The use of "Harmonised" European Product Standards, Euro Norms (EN), is one way to show compliance to applicable Essential Requirements from Annex 1 of the M.D.D., and dependent on the device classification, another Annex may need to be followed to achieve full compliance to the directive.
Medical gloves fall into the Class 1 (Sterile and Non-Sterile Examination procedure gloves) and Class 2a (Sterile Surgeons' glove) categories.
The Harmonised European Product Standards that cover medical gloves are the EN 455 series of Standards:
EN 455-1 1994 (amendment May 1998)
EN 455-2 1995
EN 455-3 1999
Parts 1 and 2 refer to the physical properties of the gloves such as freedom from holes, and dimensions. Part 3, a more recent addition, refers to additional labelling requirements and to the biological evaluation of the glove.

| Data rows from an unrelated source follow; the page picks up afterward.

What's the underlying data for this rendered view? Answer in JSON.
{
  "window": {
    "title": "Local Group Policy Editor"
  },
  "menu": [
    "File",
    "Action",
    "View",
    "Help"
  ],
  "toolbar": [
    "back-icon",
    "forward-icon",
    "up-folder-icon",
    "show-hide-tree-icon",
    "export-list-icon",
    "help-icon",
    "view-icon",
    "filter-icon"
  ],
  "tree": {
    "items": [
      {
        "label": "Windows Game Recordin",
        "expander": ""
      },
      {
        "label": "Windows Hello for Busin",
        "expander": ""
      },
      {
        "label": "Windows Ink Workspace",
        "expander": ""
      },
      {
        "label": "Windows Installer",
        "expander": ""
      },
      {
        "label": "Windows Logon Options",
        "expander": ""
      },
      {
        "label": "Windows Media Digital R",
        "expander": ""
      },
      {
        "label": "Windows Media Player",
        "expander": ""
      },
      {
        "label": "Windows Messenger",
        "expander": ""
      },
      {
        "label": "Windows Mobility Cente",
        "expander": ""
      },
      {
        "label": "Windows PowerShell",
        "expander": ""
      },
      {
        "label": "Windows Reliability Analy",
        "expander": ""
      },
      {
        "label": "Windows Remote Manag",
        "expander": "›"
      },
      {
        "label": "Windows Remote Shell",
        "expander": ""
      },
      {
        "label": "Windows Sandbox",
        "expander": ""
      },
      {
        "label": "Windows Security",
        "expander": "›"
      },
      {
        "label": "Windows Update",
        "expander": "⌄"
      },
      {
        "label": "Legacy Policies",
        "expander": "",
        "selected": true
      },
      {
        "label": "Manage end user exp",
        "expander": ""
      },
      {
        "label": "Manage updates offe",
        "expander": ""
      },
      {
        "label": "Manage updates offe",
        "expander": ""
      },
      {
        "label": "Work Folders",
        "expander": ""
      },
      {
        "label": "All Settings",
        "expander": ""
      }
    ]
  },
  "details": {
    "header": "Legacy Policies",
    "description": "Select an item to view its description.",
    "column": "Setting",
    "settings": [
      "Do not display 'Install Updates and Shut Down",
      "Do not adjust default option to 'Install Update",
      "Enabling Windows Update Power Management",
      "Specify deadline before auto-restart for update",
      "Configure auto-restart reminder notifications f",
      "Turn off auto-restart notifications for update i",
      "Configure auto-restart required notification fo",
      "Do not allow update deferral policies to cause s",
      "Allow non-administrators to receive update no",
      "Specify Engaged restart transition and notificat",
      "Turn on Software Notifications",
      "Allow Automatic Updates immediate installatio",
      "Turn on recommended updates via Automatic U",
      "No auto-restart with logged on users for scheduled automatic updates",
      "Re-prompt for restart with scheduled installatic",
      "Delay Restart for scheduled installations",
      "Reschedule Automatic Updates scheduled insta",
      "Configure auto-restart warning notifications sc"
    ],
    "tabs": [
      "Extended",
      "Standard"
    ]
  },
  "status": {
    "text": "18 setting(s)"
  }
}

For labelling requirements, attention is drawn to the EN 1041 and EN 980 Standards where the use of symbols is encouraged rather than the repetition of important information in several languages.
The biological evaluation is required using the International ISO 10993 series of Standards, coupled with a risk analysis. This risk analysis should show that the benefits of using the product outweigh any inherent risks. These regulatory constraints and testing to various Standards are all designed to reduce risks and provide a consistent quality product to use as a barrier protection for patients and staff.
Unfortunately, as well as protecting patients and staff from the potential risks which prompted the introduction of gloves in the first place, the rise in glove use has come at a cost - a rise in latex-related allergic reactions amongst healthcare staff, as well as the general population.
Latex precautions, including a latex-safe environment, should be established in all health-care facilities. These precautions include clearly identifying the latex sensitivity in all patient records and taking appropriate measures to minimize their contact with the allergen.
Despite this, latex remains an ideal material for gloves because of its barrier effectiveness, fit, comfort, flexibility and cost. The challenge for the glove manufacturing industry is to eliminate latex sensitization without compromising the barrier protection available and much research is being done worldwide to address this issue. Additionally, a number of glove companies are researching synthetic alternatives such as neoprene and vinyl, but further research needs to be undertaken to insure their barrier effectiveness as well as possible allergenicity. This continued research into the most effective method of infection control should result in a safe gloving alternative for everyone, even those already sensitised.